Analysis of Tone in the Things They Carried by Tim O’Brien

February 25, 2022 by Essay Writer

Tone is a very important piece when writing any type of work because it determines how the audience should feel when reading it. The Things They Carried by Tim O’Brien is a novel based in the Vietnam War. It is a compilation of war stories told by the narrator, who is also the author. The novel has many tones, but two prevalent tones are guilt and sympathy. Guilt and sympathy are shown in many instances throughout the book, the author does this to show the emotions soldiers experience during war. During the war, Tim only mentions killing one person. It is a vietenemese male that he throws a grenade at.

In the chapter “The Man I Killed”, he goes into very specific detail about how the man had a star-shaped hole in his head and what his life could’ve been hadn’t he been killed. He repeats the injuries of the man multiple times and I think he does that to signify the tone of sympathy. He even goes as far as giving him a future life and this also shows how terrible experiences can cause the mind to become so imaginative.

Even though he killed the man to save himself he sympathizes with him saying, “He was not a fighter, his health was poor, his body small and frail. He liked books. He wanted someday to be a teacher of mathematics”. After he has killed the man, his friend tries to convince him that there was nothing else for him to do, but he remains speechless, this is just one of the many ways the characters in the book deal with death. Another tone that is prevalent in the book is guilt. After Lavender dies, Cross feels guilty and that he was responsible for his death. Cross thinks, “He has loved Martha more than his men, and as a consequence Lavender was now dead, and this was something he would have to carry like a stone in his stomach for the rest of the war”. Cross thinks getting rid of his distractions will stop something like that from happening again, so he burns his letters and pictures from Martha. Like Cross many of the other soldiers also carried guilt. Most of the soldiers feel guilty about Kiowa’s death.

Bowker carries his guilt of not being able to save Kiowa even after the war was over, this guilt eventually causes Bowker to hang himself. Cross thinks it’s his fault for stationing them in a terrible spot. Even Azar feels guilty about making fun of the way Kiowa died. There was really no way for a soldier to be in a war without feeling guilty about something, even the people who survived felt guilty for living when their friends didn’t. One story that combines both tones of sympathy and guilt is Lee Strunk and Dave Jenson’s pact. Their pact was that if either of them got seriously injured the other would kill them to end their misery. Strunk gets his leg blown off after stepping in a trap. Lee tries to convince Jenson saying, “Really, it’s not so bad. Not terrible. Hey, really — they can sew it back on — really”.

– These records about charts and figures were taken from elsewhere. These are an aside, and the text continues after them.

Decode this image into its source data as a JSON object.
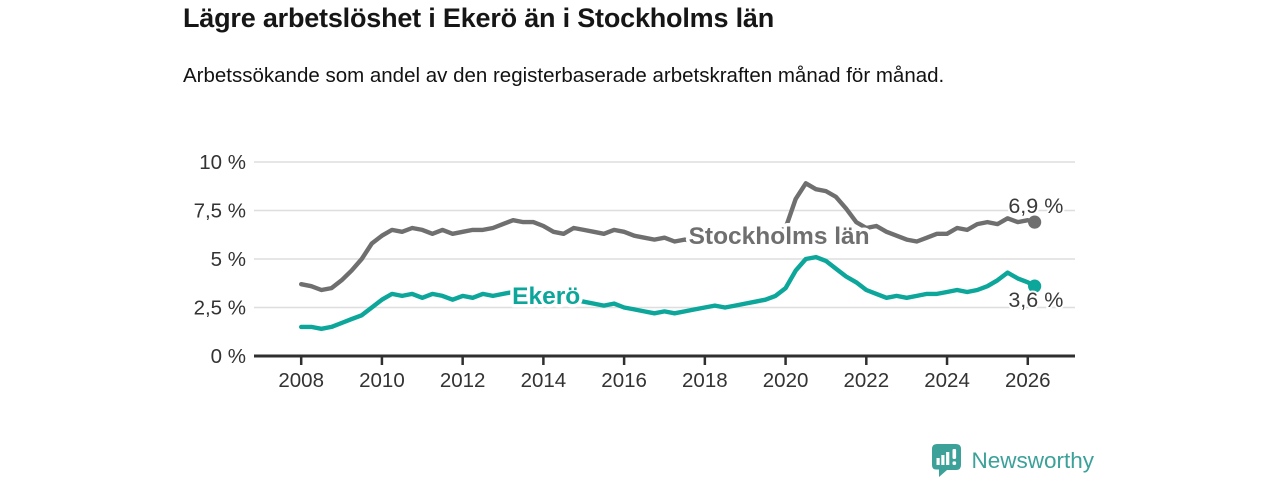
{
  "header": {
    "title": "Lägre arbetslöshet i Ekerö än i Stockholms län",
    "subtitle": "Arbetssökande som andel av den registerbaserade arbetskraften månad för månad."
  },
  "logo": {
    "text": "Newsworthy",
    "icon": "newsworthy-bar-chart-bubble-icon",
    "color": "#3ba199"
  },
  "colors": {
    "ekero": "#0ca69a",
    "stockholm": "#6f6f6f",
    "grid": "#dedede",
    "axis": "#2f2f2f",
    "tick_text": "#333333",
    "end_label_text": "#3a3a3a",
    "background": "#ffffff"
  },
  "chart_data": {
    "type": "line",
    "title": "Lägre arbetslöshet i Ekerö än i Stockholms län",
    "xlabel": "",
    "ylabel": "",
    "unit": "%",
    "grid": true,
    "legend": "inline-labels",
    "x_axis": {
      "range": [
        2006.93,
        2027.17
      ],
      "ticks": [
        2008,
        2010,
        2012,
        2014,
        2016,
        2018,
        2020,
        2022,
        2024,
        2026
      ]
    },
    "y_axis": {
      "range": [
        0,
        10
      ],
      "ticks": [
        {
          "v": 0,
          "label": "0 %"
        },
        {
          "v": 2.5,
          "label": "2,5 %"
        },
        {
          "v": 5,
          "label": "5 %"
        },
        {
          "v": 7.5,
          "label": "7,5 %"
        },
        {
          "v": 10,
          "label": "10 %"
        }
      ]
    },
    "series": [
      {
        "name": "Stockholms län",
        "color": "#6f6f6f",
        "end_value": 6.9,
        "end_label": "6,9 %",
        "points": [
          [
            2008,
            3.7
          ],
          [
            2008.25,
            3.6
          ],
          [
            2008.5,
            3.4
          ],
          [
            2008.75,
            3.5
          ],
          [
            2009,
            3.9
          ],
          [
            2009.25,
            4.4
          ],
          [
            2009.5,
            5.0
          ],
          [
            2009.75,
            5.8
          ],
          [
            2010,
            6.2
          ],
          [
            2010.25,
            6.5
          ],
          [
            2010.5,
            6.4
          ],
          [
            2010.75,
            6.6
          ],
          [
            2011,
            6.5
          ],
          [
            2011.25,
            6.3
          ],
          [
            2011.5,
            6.5
          ],
          [
            2011.75,
            6.3
          ],
          [
            2012,
            6.4
          ],
          [
            2012.25,
            6.5
          ],
          [
            2012.5,
            6.5
          ],
          [
            2012.75,
            6.6
          ],
          [
            2013,
            6.8
          ],
          [
            2013.25,
            7.0
          ],
          [
            2013.5,
            6.9
          ],
          [
            2013.75,
            6.9
          ],
          [
            2014,
            6.7
          ],
          [
            2014.25,
            6.4
          ],
          [
            2014.5,
            6.3
          ],
          [
            2014.75,
            6.6
          ],
          [
            2015,
            6.5
          ],
          [
            2015.25,
            6.4
          ],
          [
            2015.5,
            6.3
          ],
          [
            2015.75,
            6.5
          ],
          [
            2016,
            6.4
          ],
          [
            2016.25,
            6.2
          ],
          [
            2016.5,
            6.1
          ],
          [
            2016.75,
            6.0
          ],
          [
            2017,
            6.1
          ],
          [
            2017.25,
            5.9
          ],
          [
            2017.5,
            6.0
          ],
          [
            2017.75,
            5.9
          ],
          [
            2018,
            6.0
          ],
          [
            2018.25,
            6.1
          ],
          [
            2018.5,
            6.0
          ],
          [
            2018.75,
            6.0
          ],
          [
            2019,
            6.0
          ],
          [
            2019.25,
            6.1
          ],
          [
            2019.5,
            6.1
          ],
          [
            2019.75,
            6.3
          ],
          [
            2020,
            6.6
          ],
          [
            2020.25,
            8.1
          ],
          [
            2020.5,
            8.9
          ],
          [
            2020.75,
            8.6
          ],
          [
            2021,
            8.5
          ],
          [
            2021.25,
            8.2
          ],
          [
            2021.5,
            7.6
          ],
          [
            2021.75,
            6.9
          ],
          [
            2022,
            6.6
          ],
          [
            2022.25,
            6.7
          ],
          [
            2022.5,
            6.4
          ],
          [
            2022.75,
            6.2
          ],
          [
            2023,
            6.0
          ],
          [
            2023.25,
            5.9
          ],
          [
            2023.5,
            6.1
          ],
          [
            2023.75,
            6.3
          ],
          [
            2024,
            6.3
          ],
          [
            2024.25,
            6.6
          ],
          [
            2024.5,
            6.5
          ],
          [
            2024.75,
            6.8
          ],
          [
            2025,
            6.9
          ],
          [
            2025.25,
            6.8
          ],
          [
            2025.5,
            7.1
          ],
          [
            2025.75,
            6.9
          ],
          [
            2026,
            7.0
          ],
          [
            2026.17,
            6.9
          ]
        ]
      },
      {
        "name": "Ekerö",
        "color": "#0ca69a",
        "end_value": 3.6,
        "end_label": "3,6 %",
        "points": [
          [
            2008,
            1.5
          ],
          [
            2008.25,
            1.5
          ],
          [
            2008.5,
            1.4
          ],
          [
            2008.75,
            1.5
          ],
          [
            2009,
            1.7
          ],
          [
            2009.25,
            1.9
          ],
          [
            2009.5,
            2.1
          ],
          [
            2009.75,
            2.5
          ],
          [
            2010,
            2.9
          ],
          [
            2010.25,
            3.2
          ],
          [
            2010.5,
            3.1
          ],
          [
            2010.75,
            3.2
          ],
          [
            2011,
            3.0
          ],
          [
            2011.25,
            3.2
          ],
          [
            2011.5,
            3.1
          ],
          [
            2011.75,
            2.9
          ],
          [
            2012,
            3.1
          ],
          [
            2012.25,
            3.0
          ],
          [
            2012.5,
            3.2
          ],
          [
            2012.75,
            3.1
          ],
          [
            2013,
            3.2
          ],
          [
            2013.25,
            3.3
          ],
          [
            2013.5,
            3.2
          ],
          [
            2013.75,
            3.3
          ],
          [
            2014,
            3.2
          ],
          [
            2014.25,
            3.1
          ],
          [
            2014.5,
            3.0
          ],
          [
            2014.75,
            2.9
          ],
          [
            2015,
            2.8
          ],
          [
            2015.25,
            2.7
          ],
          [
            2015.5,
            2.6
          ],
          [
            2015.75,
            2.7
          ],
          [
            2016,
            2.5
          ],
          [
            2016.25,
            2.4
          ],
          [
            2016.5,
            2.3
          ],
          [
            2016.75,
            2.2
          ],
          [
            2017,
            2.3
          ],
          [
            2017.25,
            2.2
          ],
          [
            2017.5,
            2.3
          ],
          [
            2017.75,
            2.4
          ],
          [
            2018,
            2.5
          ],
          [
            2018.25,
            2.6
          ],
          [
            2018.5,
            2.5
          ],
          [
            2018.75,
            2.6
          ],
          [
            2019,
            2.7
          ],
          [
            2019.25,
            2.8
          ],
          [
            2019.5,
            2.9
          ],
          [
            2019.75,
            3.1
          ],
          [
            2020,
            3.5
          ],
          [
            2020.25,
            4.4
          ],
          [
            2020.5,
            5.0
          ],
          [
            2020.75,
            5.1
          ],
          [
            2021,
            4.9
          ],
          [
            2021.25,
            4.5
          ],
          [
            2021.5,
            4.1
          ],
          [
            2021.75,
            3.8
          ],
          [
            2022,
            3.4
          ],
          [
            2022.25,
            3.2
          ],
          [
            2022.5,
            3.0
          ],
          [
            2022.75,
            3.1
          ],
          [
            2023,
            3.0
          ],
          [
            2023.25,
            3.1
          ],
          [
            2023.5,
            3.2
          ],
          [
            2023.75,
            3.2
          ],
          [
            2024,
            3.3
          ],
          [
            2024.25,
            3.4
          ],
          [
            2024.5,
            3.3
          ],
          [
            2024.75,
            3.4
          ],
          [
            2025,
            3.6
          ],
          [
            2025.25,
            3.9
          ],
          [
            2025.5,
            4.3
          ],
          [
            2025.75,
            4.0
          ],
          [
            2026,
            3.8
          ],
          [
            2026.17,
            3.6
          ]
        ]
      }
    ],
    "annotations": [
      {
        "text": "Stockholms län",
        "x": 2019.84,
        "y": 6.24,
        "color": "#6f6f6f",
        "role": "series-label",
        "series": "Stockholms län"
      },
      {
        "text": "Ekerö",
        "x": 2014.07,
        "y": 3.14,
        "color": "#0ca69a",
        "role": "series-label",
        "series": "Ekerö"
      },
      {
        "text": "6,9 %",
        "x": 2026.2,
        "y": 7.73,
        "color": "#3a3a3a",
        "role": "end-value-label",
        "series": "Stockholms län"
      },
      {
        "text": "3,6 %",
        "x": 2026.2,
        "y": 2.89,
        "color": "#3a3a3a",
        "role": "end-value-label",
        "series": "Ekerö"
      }
    ]
  }
}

Dave sympathizes with Lee and decides not to kill him, but console him and try to make him feel better about his situation. Jenson also feels guilty for not honoring their pact and killing him. In order to convey a different side to soldiers, the author uses tones like guilt and sympathy to show their emotions. Tim shows sympathy when recollecting about the man he killed in the war. Cross shows guilt after both Lavender and Kiowa’s death. Finally, both sympathy and guilt are shown in Strunk and Jenson’s pact. It is important for the author to show the more vulnerable side of soldiers because it gives the characters more character and helps them to not be one dimensional.